Identification of the most sensitive hydrological regions to a changing climate is essential to target adaptive management strategies. This study presents a quantitative assessment of spatial patterns, inter-annual variability and climatic sensitivity of the shape (form) and magnitude (size) of annual river/stream water temperature regimes across England and Wales. Classification of long-term average (1989–2006) annual river (air) temperature regime dynamics at 88 (38) stations within England and Wales identified spatially differentiable regions. Emergent river temperature regions were used to structure detailed hydroclimatological analyses of a subset of 38 paired river and air temperature stations. The shape and magnitude of air and water temperature regimes were classified for individual station-years; and a sensitivity index (SI, based on conditional probability) was used to quantify the strength of associations between river and air temperature regimes.
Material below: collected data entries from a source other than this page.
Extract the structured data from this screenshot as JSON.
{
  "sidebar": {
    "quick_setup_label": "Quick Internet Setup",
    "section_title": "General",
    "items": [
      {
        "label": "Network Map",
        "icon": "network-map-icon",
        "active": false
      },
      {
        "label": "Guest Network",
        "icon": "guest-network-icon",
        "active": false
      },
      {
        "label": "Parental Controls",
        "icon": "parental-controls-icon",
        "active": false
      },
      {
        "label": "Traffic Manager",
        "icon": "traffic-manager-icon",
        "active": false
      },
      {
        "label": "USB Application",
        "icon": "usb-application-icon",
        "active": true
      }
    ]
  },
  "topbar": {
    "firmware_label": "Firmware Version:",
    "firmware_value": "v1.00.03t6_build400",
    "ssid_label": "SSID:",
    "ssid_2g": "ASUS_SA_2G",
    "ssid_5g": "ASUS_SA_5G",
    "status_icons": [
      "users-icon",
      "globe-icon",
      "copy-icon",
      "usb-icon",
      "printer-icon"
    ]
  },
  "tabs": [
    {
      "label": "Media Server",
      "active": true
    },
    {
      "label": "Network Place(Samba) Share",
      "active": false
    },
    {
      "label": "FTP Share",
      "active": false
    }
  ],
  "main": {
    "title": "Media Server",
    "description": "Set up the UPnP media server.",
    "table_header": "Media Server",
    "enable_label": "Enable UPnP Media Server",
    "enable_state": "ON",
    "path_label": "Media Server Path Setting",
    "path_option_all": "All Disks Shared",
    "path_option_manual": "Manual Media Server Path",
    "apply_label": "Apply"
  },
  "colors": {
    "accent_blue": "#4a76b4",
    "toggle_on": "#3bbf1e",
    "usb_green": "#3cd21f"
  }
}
The nature and strength of air–river temperature regime links differed between regions. River basin properties considered to be static over the timescale of the study were used to infer modification of air–river temperature links by basin hydrological processes. The strongest links were observed in regions where groundwater contributions to runoff (estimated by basin permeability) were smallest and water exposure time to the atmosphere (estimated by basin area) was greatest. These findings provide a new large-scale perspective on the hydroclimatological controls driving river thermal dynamics and, thus, yield a scientific basis for informed management and regulatory decisions concerning river temperature within England and Wales. © 2013 The Authors. Hydrological Processes published by John Wiley & Sons, Ltd.